Closing track ‘Killer’ starts as it goes on; off-kilter guitar, a plaintive quiet vocal. Like the vocal the power of this track lies in its quietness. This is even though the guitar is actually almost loud; the contrast between the vocal and guitar is exquisite. This is only pointed up and emphasised by the burst of louder guitar at the end.
This is a collection of songs that are so so wonderful; across the seven tracks there’s not one that you’d identify as filler. Gawjuss take a delightfully inventive approach to music making. The result is not something that sits in any easy niche; and this is no bad thing. The songs feel like they go straight from Kieran’s mind, and for that matter heart, to the finished tracks and, as a result, have this beautifully unpolished feel. The looseness and unpolished edges are all part of why they sound so good.
For me this is one of the highlights of the year so far; Gawjuss are something special, very special.

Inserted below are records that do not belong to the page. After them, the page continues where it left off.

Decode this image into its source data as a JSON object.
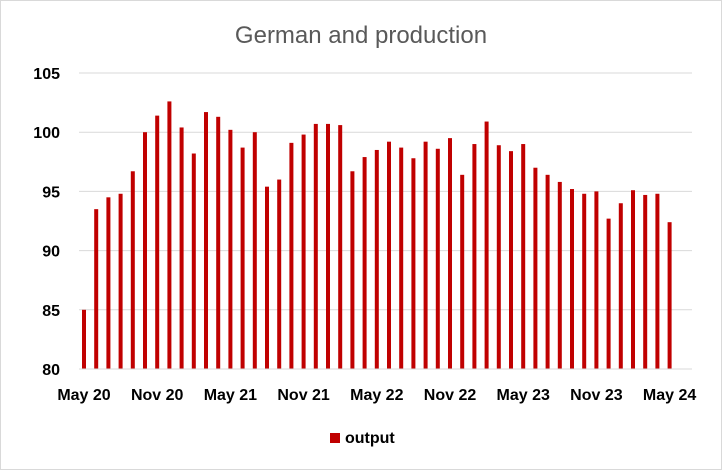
{
  "chart_data": {
    "type": "bar",
    "title": "German and production",
    "ylim": [
      80,
      105
    ],
    "yticks": [
      80,
      85,
      90,
      95,
      100,
      105
    ],
    "grid": true,
    "legend_position": "bottom",
    "color": "#c00000",
    "categories": [
      "May 20",
      "Jun 20",
      "Jul 20",
      "Aug 20",
      "Sep 20",
      "Oct 20",
      "Nov 20",
      "Dec 20",
      "Jan 21",
      "Feb 21",
      "Mar 21",
      "Apr 21",
      "May 21",
      "Jun 21",
      "Jul 21",
      "Aug 21",
      "Sep 21",
      "Oct 21",
      "Nov 21",
      "Dec 21",
      "Jan 22",
      "Feb 22",
      "Mar 22",
      "Apr 22",
      "May 22",
      "Jun 22",
      "Jul 22",
      "Aug 22",
      "Sep 22",
      "Oct 22",
      "Nov 22",
      "Dec 22",
      "Jan 23",
      "Feb 23",
      "Mar 23",
      "Apr 23",
      "May 23",
      "Jun 23",
      "Jul 23",
      "Aug 23",
      "Sep 23",
      "Oct 23",
      "Nov 23",
      "Dec 23",
      "Jan 24",
      "Feb 24",
      "Mar 24",
      "Apr 24",
      "May 24"
    ],
    "xtick_labels": [
      "May 20",
      "Nov 20",
      "May 21",
      "Nov 21",
      "May 22",
      "Nov 22",
      "May 23",
      "Nov 23",
      "May 24"
    ],
    "series": [
      {
        "name": "output",
        "values": [
          85.0,
          93.5,
          94.5,
          94.8,
          96.7,
          100.0,
          101.4,
          102.6,
          100.4,
          98.2,
          101.7,
          101.3,
          100.2,
          98.7,
          100.0,
          95.4,
          96.0,
          99.1,
          99.8,
          100.7,
          100.7,
          100.6,
          96.7,
          97.9,
          98.5,
          99.2,
          98.7,
          97.8,
          99.2,
          98.6,
          99.5,
          96.4,
          99.0,
          100.9,
          98.9,
          98.4,
          99.0,
          97.0,
          96.4,
          95.8,
          95.2,
          94.8,
          95.0,
          92.7,
          94.0,
          95.1,
          94.7,
          94.8,
          92.4
        ]
      }
    ]
  }
}
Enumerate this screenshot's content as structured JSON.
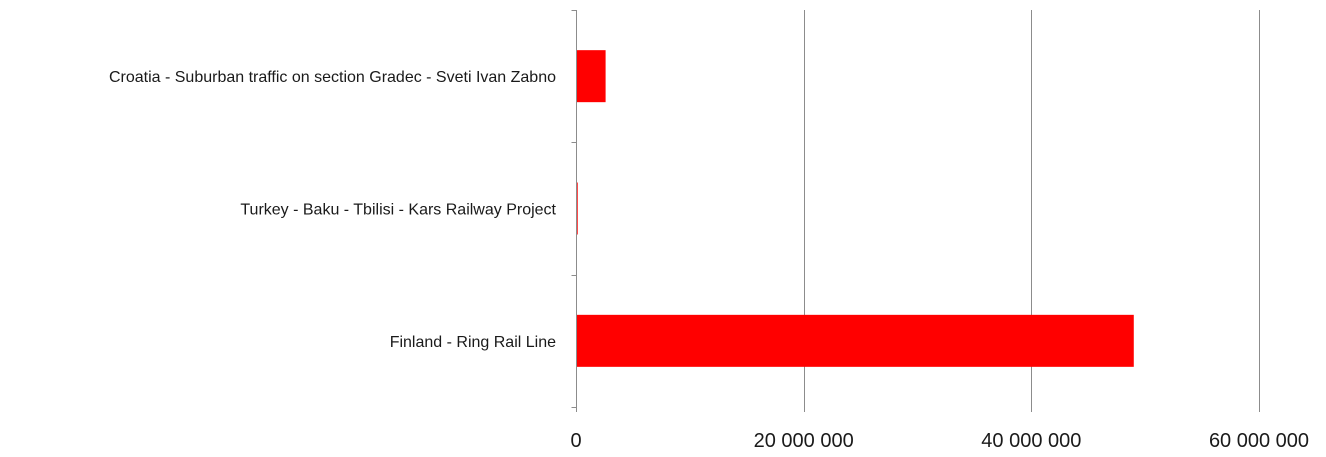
{
  "chart_data": {
    "type": "bar",
    "orientation": "horizontal",
    "categories": [
      "Croatia - Suburban traffic on section Gradec - Sveti Ivan Zabno",
      "Turkey  - Baku - Tbilisi - Kars Railway Project",
      "Finland - Ring Rail Line"
    ],
    "values": [
      2600000,
      150000,
      49000000
    ],
    "xlim": [
      0,
      60000000
    ],
    "xticks": [
      0,
      20000000,
      40000000,
      60000000
    ],
    "xtick_labels": [
      "0",
      "20 000 000",
      "40 000 000",
      "60 000 000"
    ],
    "title": "",
    "xlabel": "",
    "ylabel": "",
    "grid": "vertical",
    "legend": "none",
    "colors": {
      "bar": "#ff0000",
      "grid": "#8c8c8c",
      "axis": "#8c8c8c",
      "text": "#1a1a1a"
    }
  }
}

Since 2019, Kieran Wade Clarke (AKA Gawjuss) has released a steady stream of singles and EPs as a way to capture something, release it and move on, constantly exploring. On his latest release MIXTAPE//002, he is pushing forward to more certainty, putting a band together and adding production support, while still retaining a raw approach to themes and topics covered. This feels like the beginning of Gawjuss.
With the addition of James Douglas Wilkinson (bass) and Blue (drums), Gawjuss feel more than a one-person exploration. Despite Kieran recording the majority of the songs alone, James supported with arrangements and Blue programmed the drums.
Kieran grew up in the North-East but is a serial wanderer, finding home in several different areas of Yorkshire over the last few years. James also has his solo project Weak Genes, which features Kieran and Blue – both projects will overlap as each songwriter takes centre stage. Weak Genes will release their debut album in late 2021, with the debut Gawjuss album to follow in early 2022. They will then go out on a joint UK tour later in the year to support the releases.